Few culinary institutions possess the reputation and history of Le Cordon Bleu. This internationally known culinary arts school is synonymous with expertise, innovation, tradition, and refinement – qualities that are meticulously nurtured by Le Cordon Bleu.

The Rich Heritage of Le Cordon Bleu

The name "Le Cordon Bleu" [meaning Blue Ribbon] is rich with history and heritage. It has been synonymous with excellence since 1578, when King Henry III created the "L'Ordre des Chevaliers du Saint Esprit" [The Order of the Holy Spirit]. It was the most exclusive order in France until 1789. Because the members, royalty included, were awarded with the Cross of the Holy Spirit, which hung from a blue ribbon, they were called "Cordon Bleus". The sumptuous banquets which accompanied their award ceremonies became legendary.

In 1895, Marthe Distel, a French journalist, founded a weekly culinary publication entitled "La Cuisinière Cordon Bleu,” which was published over the next seventy years and became the basis and reference for what is now perhaps one of the largest recipe collections in the world. It contributed to the codification of French Cuisine and in essence established some of the guiding principles of Le Cordon Bleu: informative demonstrations, hands-on teaching by experienced instructors, fine ingredients, and foundational techniques.

Le Cordon Bleu History

Following the popularity of the publication, the first Le Cordon Bleu school officially opened its doors as a culinary school in Paris in 1895. The first Cordon Bleu cooking class was held on January 14, 1896, in the Palais Royal. From the beginning, celebrated Chefs of the time came to teach at Le Cordon Bleu in Paris, including the legendary Chef Henri-Paul Pellaprat. The cooking classes were an immediate success. The reputation of the school spread rapidly worldwide. Students in the United States have been able to locally participate in Le Cordon Bleu inspired cooking courses since 1998 and share in the rich heritage and history of Le Cordon Bleu.
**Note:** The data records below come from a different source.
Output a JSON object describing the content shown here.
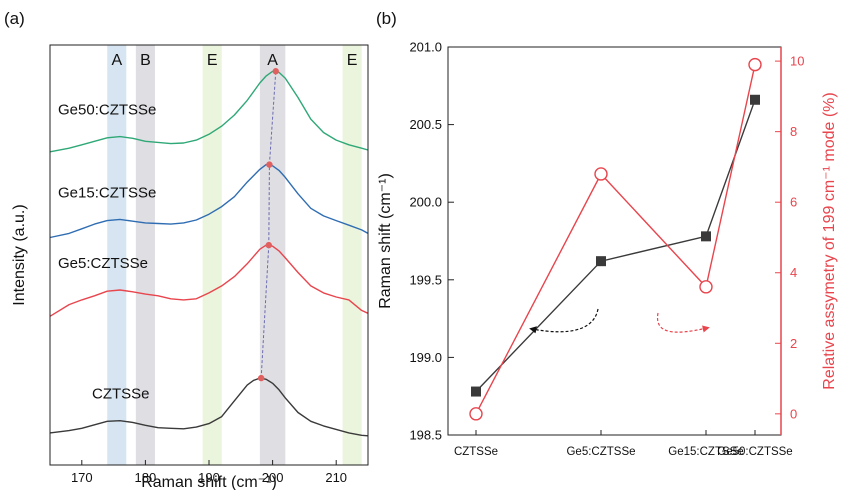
{
  "colors": {
    "black": "#3a3a3a",
    "red": "#e8454d",
    "blue": "#2f6db3",
    "green": "#2fa877",
    "band_A": "#cfe0ef",
    "band_B": "#d8d8de",
    "band_E": "#e7f2d6",
    "peak_marker": "#e06060"
  },
  "chart_data": [
    {
      "type": "line",
      "panel_label": "(a)",
      "xlabel": "Raman shift (cm⁻¹)",
      "ylabel": "Intensity (a.u.)",
      "xlim": [
        165,
        215
      ],
      "xticks": [
        "170",
        "180",
        "190",
        "200",
        "210"
      ],
      "bands": [
        {
          "label": "A",
          "from": 174,
          "to": 177,
          "color": "band_A"
        },
        {
          "label": "B",
          "from": 178.5,
          "to": 181.5,
          "color": "band_B"
        },
        {
          "label": "E",
          "from": 189,
          "to": 192,
          "color": "band_E"
        },
        {
          "label": "A",
          "from": 198,
          "to": 202,
          "color": "band_B"
        },
        {
          "label": "E",
          "from": 211,
          "to": 214,
          "color": "band_E"
        }
      ],
      "series": [
        {
          "name": "CZTSSe",
          "color": "black",
          "peak_x": 198.2,
          "x": [
            165,
            168,
            170,
            172,
            174,
            176,
            178,
            180,
            182,
            184,
            186,
            188,
            190,
            192,
            194,
            196,
            197,
            198,
            199,
            200,
            201,
            202,
            204,
            206,
            208,
            210,
            212,
            214,
            215
          ],
          "y": [
            0.1,
            0.14,
            0.18,
            0.24,
            0.3,
            0.31,
            0.28,
            0.23,
            0.19,
            0.18,
            0.17,
            0.2,
            0.26,
            0.38,
            0.65,
            0.92,
            1.0,
            1.04,
            1.02,
            0.95,
            0.84,
            0.7,
            0.45,
            0.3,
            0.22,
            0.16,
            0.1,
            0.06,
            0.05
          ]
        },
        {
          "name": "Ge5:CZTSSe",
          "color": "red",
          "peak_x": 199.4,
          "x": [
            165,
            168,
            170,
            172,
            174,
            176,
            178,
            180,
            182,
            184,
            186,
            188,
            190,
            192,
            194,
            196,
            198,
            199,
            200,
            201,
            202,
            204,
            206,
            208,
            210,
            212,
            214,
            215
          ],
          "y": [
            2.1,
            2.3,
            2.38,
            2.45,
            2.53,
            2.55,
            2.52,
            2.48,
            2.45,
            2.4,
            2.38,
            2.4,
            2.5,
            2.62,
            2.78,
            3.0,
            3.25,
            3.32,
            3.3,
            3.22,
            3.1,
            2.85,
            2.62,
            2.5,
            2.43,
            2.38,
            2.2,
            2.15
          ]
        },
        {
          "name": "Ge15:CZTSSe",
          "color": "blue",
          "peak_x": 199.5,
          "x": [
            165,
            168,
            170,
            172,
            174,
            176,
            178,
            180,
            182,
            184,
            186,
            188,
            190,
            192,
            194,
            196,
            198,
            199,
            200,
            201,
            202,
            204,
            206,
            208,
            210,
            212,
            214,
            215
          ],
          "y": [
            3.45,
            3.52,
            3.6,
            3.68,
            3.74,
            3.76,
            3.73,
            3.7,
            3.69,
            3.68,
            3.7,
            3.75,
            3.85,
            3.98,
            4.15,
            4.4,
            4.62,
            4.7,
            4.68,
            4.6,
            4.48,
            4.2,
            3.95,
            3.82,
            3.74,
            3.66,
            3.58,
            3.52
          ]
        },
        {
          "name": "Ge50:CZTSSe",
          "color": "green",
          "peak_x": 200.5,
          "x": [
            165,
            168,
            170,
            172,
            174,
            176,
            178,
            180,
            182,
            184,
            186,
            188,
            190,
            192,
            194,
            196,
            198,
            199,
            200,
            201,
            202,
            204,
            206,
            208,
            210,
            212,
            214,
            215
          ],
          "y": [
            4.92,
            4.98,
            5.04,
            5.1,
            5.16,
            5.18,
            5.15,
            5.1,
            5.08,
            5.06,
            5.07,
            5.12,
            5.22,
            5.36,
            5.55,
            5.8,
            6.1,
            6.22,
            6.3,
            6.28,
            6.18,
            5.85,
            5.48,
            5.25,
            5.12,
            5.04,
            4.98,
            4.95
          ]
        }
      ]
    },
    {
      "type": "line",
      "panel_label": "(b)",
      "categories": [
        "CZTSSe",
        "Ge5:CZTSSe",
        "Ge15:CZTSSe",
        "Ge50:CZTSSe"
      ],
      "ylabel": "Raman shift (cm⁻¹)",
      "ylim": [
        198.5,
        201.0
      ],
      "yticks": [
        "198.5",
        "199.0",
        "199.5",
        "200.0",
        "200.5",
        "201.0"
      ],
      "y2label": "Relative assymetry of 199 cm⁻¹ mode (%)",
      "y2lim": [
        -0.6,
        10.4
      ],
      "y2ticks": [
        "0",
        "2",
        "4",
        "6",
        "8",
        "10"
      ],
      "series": [
        {
          "color": "black",
          "axis": "left",
          "marker": "square",
          "values": [
            198.78,
            199.62,
            199.78,
            200.66
          ]
        },
        {
          "color": "red",
          "axis": "right",
          "marker": "open-circle",
          "values": [
            0.0,
            6.8,
            3.6,
            9.9
          ]
        }
      ]
    }
  ]
}
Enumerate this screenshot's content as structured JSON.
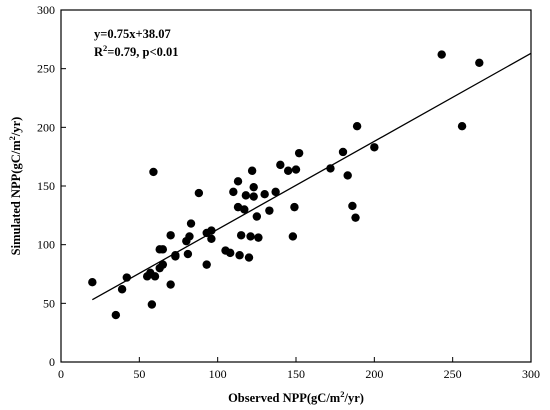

Today, there are 30 Le Cordon Bleu schools worldwide, spanning 5 continents, including 16 campuses throughout the United States, each with students and alumni from culturally diverse backgrounds. Le Cordon Bleu in North America ushers in a new educational era in culinary arts, pâtisserie and baking, and hospitality & restaurant management that combines classical European techniques with contemporary American technology and training. As a result, students are afforded opportunities to acquire the knowledge and skills necessary in the culinary, pastry and baking, and hospitality world.

As a testament to their accomplishment, graduates will receive a coveted Le Cordon Bleu Diplôme, in addition to the specialized degree, diploma or certificate awarded by Le Cordon Bleu in North America.